Sinal do automóvel do futuro? Este volante só aparece quando é preciso conduzir

Desenvolvido pela Autoliv em parceria com a startup californiana Tensor, o sistema foi concebido para veículos de condução autónoma de Nível 4

Automonitor
Janeiro 8, 2026
12:36

Um volante que se dobra e desaparece no painel quando o automóvel entra em modo de condução autónoma. A proposta, apresentada na CES de Las Vegas, marca uma das soluções mais invulgares reveladas recentemente para o futuro do automóvel. Desenvolvido pela Autoliv em parceria com a startup californiana Tensor, o sistema foi concebido para veículos de condução autónoma de Nível 4 e levanta novas questões sobre ergonomia, segurança e enquadramento legal, segundo o ‘L’Automobile Magazine’.

À primeira vista, o volante retrátil parece pertencer a um carro-conceito – veja aqui o vídeo. No entanto, foi pensado para um modelo de produção: o Tensor Robocar, um veículo elétrico totalmente autónomo destinado a uso privado. A Autoliv, líder mundial em sistemas de segurança automóvel, associou-se à Tensor para desenvolver aquele que descreve como o primeiro volante dobrável do mundo concebido especificamente para a condução autónoma. O modelo deverá entrar em produção em série no segundo semestre de 2026 e será comercializado nos EUA, Europa e Médio Oriente.

Um volante que desaparece no modo autónomo

O funcionamento do sistema assenta numa lógica dupla. Em modo manual, o volante comporta-se como qualquer outro volante convencional. Quando o veículo passa para condução autónoma de Nível 4, capaz de assumir todas as tarefas de condução em zonas definidas, o volante dobra-se automaticamente. A parte inferior acompanha o ângulo da coluna de direção e todo o conjunto recolhe-se no interior do painel, libertando espaço à frente do condutor.

Em simultâneo, o ecrã central desliza para uma posição frontal, enquanto o sistema de condução autónoma assume o controlo total do veículo. O objetivo é aumentar o conforto a bordo sem abdicar da possibilidade de retomar a condução manual sempre que necessário.

Dois modos de condução, dois sistemas de segurança

A integração do volante retrátil colocou desafios significativos ao nível da segurança. Tradicionalmente, o airbag frontal do condutor está alojado no volante, o que obrigou a Autoliv e a Tensor a desenvolver uma arquitetura de duplo airbag. De acordo com o site especializado ‘L’Automobile Magazine’, em modo manual é ativado o airbag integrado no volante, enquanto em condução autónoma, com o volante recolhido, entra em funcionamento um airbag instalado no painel.

A Autoliv garante que ambos os sistemas oferecem níveis equivalentes de proteção. O veículo consegue identificar instantaneamente se está a ser conduzido por um humano ou pelo sistema autónomo, acionando o dispositivo adequado em caso de colisão.

Um veículo pensado para autonomia total

O volante dobrável é apenas uma peça de um conceito mais amplo. O Tensor Robocar é apresentado como o primeiro veículo elétrico totalmente autónomo desenhado para utilização privada, e não para frotas de robotáxis. Inclui pedais retráteis, ecrã central móvel, um sistema lidar montado no tejadilho e inteligência artificial que permite condução sem mãos no volante e sem necessidade de atenção visual constante, em condições específicas.

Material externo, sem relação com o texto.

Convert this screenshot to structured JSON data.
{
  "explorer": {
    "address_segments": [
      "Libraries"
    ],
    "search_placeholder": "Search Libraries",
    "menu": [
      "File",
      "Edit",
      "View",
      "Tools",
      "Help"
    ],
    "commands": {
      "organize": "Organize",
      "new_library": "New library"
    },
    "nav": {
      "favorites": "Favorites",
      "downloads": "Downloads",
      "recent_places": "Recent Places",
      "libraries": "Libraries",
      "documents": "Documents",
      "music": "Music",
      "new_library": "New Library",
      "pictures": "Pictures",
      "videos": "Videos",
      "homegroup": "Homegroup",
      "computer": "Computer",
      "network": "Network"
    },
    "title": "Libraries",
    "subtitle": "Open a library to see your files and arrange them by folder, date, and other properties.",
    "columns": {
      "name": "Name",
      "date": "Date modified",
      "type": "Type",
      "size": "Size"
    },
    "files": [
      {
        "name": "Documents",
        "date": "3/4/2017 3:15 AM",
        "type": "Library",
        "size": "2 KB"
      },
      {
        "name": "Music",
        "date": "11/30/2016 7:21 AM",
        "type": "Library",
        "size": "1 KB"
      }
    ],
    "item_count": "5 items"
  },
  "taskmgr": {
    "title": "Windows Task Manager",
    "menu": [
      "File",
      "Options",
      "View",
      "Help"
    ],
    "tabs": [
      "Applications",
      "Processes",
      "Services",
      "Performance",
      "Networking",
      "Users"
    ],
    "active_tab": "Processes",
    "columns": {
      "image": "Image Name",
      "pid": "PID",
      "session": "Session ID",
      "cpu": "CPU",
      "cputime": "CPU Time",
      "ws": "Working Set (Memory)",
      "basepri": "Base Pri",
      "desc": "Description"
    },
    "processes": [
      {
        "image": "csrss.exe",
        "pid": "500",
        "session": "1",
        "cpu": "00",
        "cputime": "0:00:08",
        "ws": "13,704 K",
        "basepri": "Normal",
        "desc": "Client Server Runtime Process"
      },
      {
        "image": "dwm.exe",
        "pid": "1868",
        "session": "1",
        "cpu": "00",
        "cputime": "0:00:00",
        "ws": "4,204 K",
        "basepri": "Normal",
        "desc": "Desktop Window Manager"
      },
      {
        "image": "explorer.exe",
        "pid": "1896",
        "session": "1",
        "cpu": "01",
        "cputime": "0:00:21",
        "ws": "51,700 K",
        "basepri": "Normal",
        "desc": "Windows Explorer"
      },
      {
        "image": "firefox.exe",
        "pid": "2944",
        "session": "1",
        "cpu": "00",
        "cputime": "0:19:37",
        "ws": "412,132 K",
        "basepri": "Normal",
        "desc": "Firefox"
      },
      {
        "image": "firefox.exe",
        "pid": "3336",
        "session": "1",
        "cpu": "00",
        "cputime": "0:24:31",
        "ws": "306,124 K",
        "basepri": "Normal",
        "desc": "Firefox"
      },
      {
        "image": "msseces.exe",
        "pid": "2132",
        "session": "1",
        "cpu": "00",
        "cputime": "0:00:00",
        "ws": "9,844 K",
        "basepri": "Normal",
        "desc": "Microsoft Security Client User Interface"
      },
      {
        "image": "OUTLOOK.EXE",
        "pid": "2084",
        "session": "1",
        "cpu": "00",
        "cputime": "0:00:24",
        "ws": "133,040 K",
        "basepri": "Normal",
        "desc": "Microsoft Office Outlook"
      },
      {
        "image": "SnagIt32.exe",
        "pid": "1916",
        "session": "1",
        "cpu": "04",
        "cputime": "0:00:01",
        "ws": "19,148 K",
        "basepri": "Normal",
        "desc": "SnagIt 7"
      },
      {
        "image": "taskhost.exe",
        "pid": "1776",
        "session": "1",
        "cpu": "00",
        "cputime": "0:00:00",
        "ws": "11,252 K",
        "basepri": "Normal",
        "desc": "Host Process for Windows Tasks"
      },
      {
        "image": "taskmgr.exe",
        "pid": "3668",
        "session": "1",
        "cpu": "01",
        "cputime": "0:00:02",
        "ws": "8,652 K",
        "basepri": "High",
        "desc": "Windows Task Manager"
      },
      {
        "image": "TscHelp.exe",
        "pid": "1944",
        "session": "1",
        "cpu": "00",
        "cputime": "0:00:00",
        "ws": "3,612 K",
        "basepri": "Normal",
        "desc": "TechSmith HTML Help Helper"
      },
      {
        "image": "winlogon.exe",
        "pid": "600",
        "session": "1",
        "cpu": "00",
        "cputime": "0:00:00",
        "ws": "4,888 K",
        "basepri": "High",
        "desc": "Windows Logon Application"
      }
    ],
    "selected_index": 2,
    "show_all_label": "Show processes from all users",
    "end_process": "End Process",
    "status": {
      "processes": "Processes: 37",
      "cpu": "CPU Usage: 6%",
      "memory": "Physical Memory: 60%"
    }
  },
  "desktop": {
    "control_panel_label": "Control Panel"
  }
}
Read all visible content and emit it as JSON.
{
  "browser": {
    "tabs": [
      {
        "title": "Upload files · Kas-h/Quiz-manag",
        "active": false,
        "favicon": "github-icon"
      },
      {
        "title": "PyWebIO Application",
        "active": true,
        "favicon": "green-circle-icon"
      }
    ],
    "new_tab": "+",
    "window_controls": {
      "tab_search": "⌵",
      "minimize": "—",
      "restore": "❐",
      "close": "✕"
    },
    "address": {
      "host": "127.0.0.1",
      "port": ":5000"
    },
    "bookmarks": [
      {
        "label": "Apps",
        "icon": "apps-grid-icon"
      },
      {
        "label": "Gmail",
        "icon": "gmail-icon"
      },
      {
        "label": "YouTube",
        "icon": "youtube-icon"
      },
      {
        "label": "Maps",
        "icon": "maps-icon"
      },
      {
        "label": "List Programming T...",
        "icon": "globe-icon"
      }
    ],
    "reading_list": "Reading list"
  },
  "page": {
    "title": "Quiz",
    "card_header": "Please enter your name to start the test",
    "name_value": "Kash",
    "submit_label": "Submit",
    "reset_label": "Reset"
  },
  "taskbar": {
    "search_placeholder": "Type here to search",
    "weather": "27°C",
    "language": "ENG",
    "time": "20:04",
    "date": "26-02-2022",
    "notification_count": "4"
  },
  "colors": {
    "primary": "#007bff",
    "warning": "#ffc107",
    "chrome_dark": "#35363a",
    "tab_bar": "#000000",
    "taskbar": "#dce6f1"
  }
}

Em termos técnicos, o modelo contará com uma bateria de 112 kWh e um conjunto alargado de sensores, incluindo dezenas de câmaras, radares e microfones, além de sensores ultrassónicos e de colisão. A montagem será assegurada no Vietname pela VinFast e o posicionamento será o de um SUV crossover de gama alta, com portas traseiras de abertura invertida e sistemas de iluminação concebidos para comunicar com outros utilizadores da estrada.

Inovação trava nos limites da lei

Apesar do avanço tecnológico, a aplicação prática deste tipo de volante enfrenta obstáculos regulamentares. Na Europa, apenas a condução autónoma de Nível 3 é atualmente permitida, e apenas em troços muito específicos. Neste contexto, a adoção de um volante totalmente retrátil permanece, para já, distante da realidade das estradas europeias.

Ainda assim, a proposta da Autoliv e da Tensor mostra até onde a indústria automóvel está disposta a ir para redefinir a experiência a bordo, num futuro em que conduzir poderá deixar de ser uma obrigação permanente.